According to a press statement, "analysis of ice grains ejected from the moon's subsurface ocean have been analysed here to offer new insights into the elemental composition of this subsurface ocean."

Computer models have previously suggested that presence of phosphorus on Enceladus, but scientists have not been able to agree whether the ocean moon contains large quantities of phosphates.

Investigating Cassini's Cosmic Dust Analyzer data

In their new paper, Frank Postberg, university professor for Planetary Sciences at the Department of Earth sciences at FU Berlin, and colleagues, analyzed data collected by Cassini's Cosmic Dust Analyzer to determine the chemical composition of Enceladus' oceans.

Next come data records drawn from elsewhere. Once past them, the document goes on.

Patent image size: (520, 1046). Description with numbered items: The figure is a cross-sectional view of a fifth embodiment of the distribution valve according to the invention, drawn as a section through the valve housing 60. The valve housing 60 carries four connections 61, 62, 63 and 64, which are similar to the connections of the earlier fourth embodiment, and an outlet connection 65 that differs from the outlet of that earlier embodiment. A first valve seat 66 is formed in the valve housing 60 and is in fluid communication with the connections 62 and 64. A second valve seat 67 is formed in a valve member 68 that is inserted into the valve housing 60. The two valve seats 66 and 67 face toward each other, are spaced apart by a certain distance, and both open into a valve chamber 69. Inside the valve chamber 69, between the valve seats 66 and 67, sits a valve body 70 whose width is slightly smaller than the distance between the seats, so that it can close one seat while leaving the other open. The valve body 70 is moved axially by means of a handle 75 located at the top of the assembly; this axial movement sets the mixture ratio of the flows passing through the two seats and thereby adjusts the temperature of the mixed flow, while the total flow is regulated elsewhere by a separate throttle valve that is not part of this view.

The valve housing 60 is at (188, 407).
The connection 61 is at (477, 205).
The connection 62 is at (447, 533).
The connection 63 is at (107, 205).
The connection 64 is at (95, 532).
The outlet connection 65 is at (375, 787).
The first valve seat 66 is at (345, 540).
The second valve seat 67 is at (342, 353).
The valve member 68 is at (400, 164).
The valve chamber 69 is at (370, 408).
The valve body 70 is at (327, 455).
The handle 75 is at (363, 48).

Their measurements showed that phosphorus is present in the form of orthophosphate ions. Not only that, they showed, by combining their findings with laboratory data, that the compound is available at concentration of at least 100 times higher than that of Earth's oceans.

In a world first, astronomers detect phosphate in an alien ocean
An artist's impression of the Cassini spacecraft orbiting Saturn.

Crucially, their models based on the results show that high phosphate levels are likely to be observed in other icy moons with similar environmental conditions.

The new study shows that one of the key components for life is likely abundant in certain types of icy ocean worlds. It's a promising finding, given the fact that NASA and ESA are sending probes to Europa in order to gain a better understanding of the conditions on the worlds. Ultimately, it could be a sign that life is, indeed, present in one of the distant oceans of our solar system.